I walked at “ground zero” of Volcán de Fuego’s eruption just 17 days after the disaster.
The town I stood in used to be San Miguel Los Lotes, but it was hard to believe people had lived there less than three weeks prior. I felt like I was walking among the weathered remnants of a long lost place – deserted decades earlier and absorbed back into the earth. How could this village have been bustling with activity less than a month ago?
As we went deeper into the destroyed village, we came upon two-story houses half-buried in ash, and one-story houses almost completely covered by what had been boiling-hot ash. Smoke still emanated from scorched tin roofing.
As I looked closely, the marks of humanity began to emerge. There were clothes on the line, a backpack on the ground, a table set for lunch – all terrible testaments of the swift and unexpected nature of the tragedy.
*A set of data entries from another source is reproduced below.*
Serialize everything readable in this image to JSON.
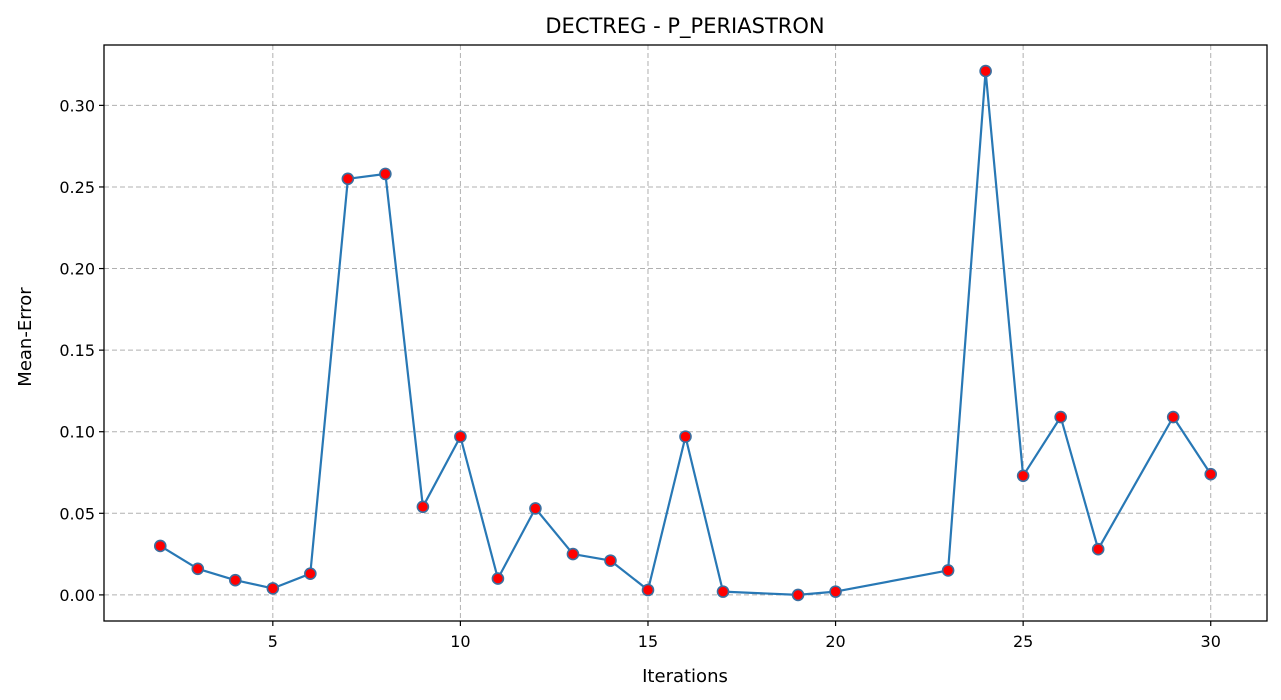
{
  "chart_data": {
    "type": "line",
    "title": "DECTREG - P_PERIASTRON",
    "xlabel": "Iterations",
    "ylabel": "Mean-Error",
    "xlim": [
      0.5,
      31.5
    ],
    "ylim": [
      -0.016,
      0.337
    ],
    "x_ticks": [
      5,
      10,
      15,
      20,
      25,
      30
    ],
    "x_tick_labels": [
      "5",
      "10",
      "15",
      "20",
      "25",
      "30"
    ],
    "y_ticks": [
      0.0,
      0.05,
      0.1,
      0.15,
      0.2,
      0.25,
      0.3
    ],
    "y_tick_labels": [
      "0.00",
      "0.05",
      "0.10",
      "0.15",
      "0.20",
      "0.25",
      "0.30"
    ],
    "grid": true,
    "line_color": "#2878b5",
    "marker_color": "#ff0000",
    "marker_edge_color": "#3a6fa0",
    "series": [
      {
        "x": [
          2,
          3,
          4,
          5,
          6,
          7,
          8,
          9,
          10,
          11,
          12,
          13,
          14,
          15,
          16,
          17,
          19,
          20,
          23,
          24,
          25,
          26,
          27,
          29,
          30
        ],
        "y": [
          0.03,
          0.016,
          0.009,
          0.004,
          0.013,
          0.255,
          0.258,
          0.054,
          0.097,
          0.01,
          0.053,
          0.025,
          0.021,
          0.003,
          0.097,
          0.002,
          0.0,
          0.002,
          0.015,
          0.321,
          0.073,
          0.109,
          0.028,
          0.109,
          0.074
        ]
      }
    ]
  }
}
Clearly, the families living here had been caught completely off guard.
José Antonio Rivera, a survivor from San Miguel Los Lotes, was walking with us through the remains of his town. “It was a day like this,” he told us. “The sun was out. Children were playing. People were working … One moment we were living our lives, and within minutes, everything came apart.”
Estimates vary on how many lives were lost that day. So far, sources have reported the recovery of about 350 bodies, but there are likely hundreds more – buried beneath the tons of scalding ash that fell on them. Some of the survivors we spoke with had lost between 20 and 30 family members. More than once, they used the word “cemetery” to describe the place they formerly called “home.”
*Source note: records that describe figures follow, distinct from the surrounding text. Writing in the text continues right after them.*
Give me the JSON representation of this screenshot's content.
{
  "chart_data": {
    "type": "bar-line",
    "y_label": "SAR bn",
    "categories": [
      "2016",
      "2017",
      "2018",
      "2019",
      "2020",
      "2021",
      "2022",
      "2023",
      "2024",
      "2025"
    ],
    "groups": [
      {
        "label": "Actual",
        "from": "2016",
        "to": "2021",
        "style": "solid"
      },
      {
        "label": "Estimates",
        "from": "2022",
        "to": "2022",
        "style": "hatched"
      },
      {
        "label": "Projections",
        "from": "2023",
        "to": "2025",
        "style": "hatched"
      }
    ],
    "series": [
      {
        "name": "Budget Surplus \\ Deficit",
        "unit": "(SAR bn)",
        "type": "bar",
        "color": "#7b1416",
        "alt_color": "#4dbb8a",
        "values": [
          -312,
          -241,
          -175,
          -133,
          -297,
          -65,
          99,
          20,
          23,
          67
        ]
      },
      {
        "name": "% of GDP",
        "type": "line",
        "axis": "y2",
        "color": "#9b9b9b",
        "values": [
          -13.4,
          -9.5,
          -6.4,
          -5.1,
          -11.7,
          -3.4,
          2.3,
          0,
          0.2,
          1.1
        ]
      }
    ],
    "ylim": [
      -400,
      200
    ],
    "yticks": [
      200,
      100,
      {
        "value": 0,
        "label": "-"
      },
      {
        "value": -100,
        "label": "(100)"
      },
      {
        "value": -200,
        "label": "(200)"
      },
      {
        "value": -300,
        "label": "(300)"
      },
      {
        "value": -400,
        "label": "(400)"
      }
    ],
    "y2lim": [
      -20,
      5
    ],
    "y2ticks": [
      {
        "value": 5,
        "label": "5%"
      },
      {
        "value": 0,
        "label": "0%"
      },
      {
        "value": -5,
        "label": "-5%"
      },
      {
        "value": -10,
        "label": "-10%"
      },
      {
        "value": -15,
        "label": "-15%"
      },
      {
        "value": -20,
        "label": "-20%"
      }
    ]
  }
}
Life for these families will never be the same, and today – nearly three months after the disaster occurred – survivors are still living in overcrowded emergency shelters. These packed shelters are not air-conditioned, and they grow incredibly hot with everyone inside. The bathrooms – designed to be used by a few people a day – are beginning to break down from overuse. Epidemics of illness and lice add to this misery.
As these grieving, traumatized people grow increasingly uncomfortable and frustrated, tensions rise. Such an environment breeds much conflict, and it is neither healthy nor safe for these families to remain where they are.
Thankfully, one of Cross Catholic Outreach’s valued local ministry partners, Friends for Health and Life, has been working tirelessly to deliver relief. In the beginning, our team provided them with emergency food, medicines and medical equipment. Now, we are sending them materials to build homes and help survivors move forward.
“[The survivors] lost everything, and I’m talking about everything – their smile, their hope,” Jorge Gramajo told me. As the founder of Friends for Health and Life, he feels a deep, personal motivation to do more. “Hope is the last thing a human being should lose,” he added. “I try to keep them from losing their hope.”
Please – continue to pray for Guatemala’s volcano survivors. We cannot return their loved ones or the world they once knew, but we can help to restore their dignity.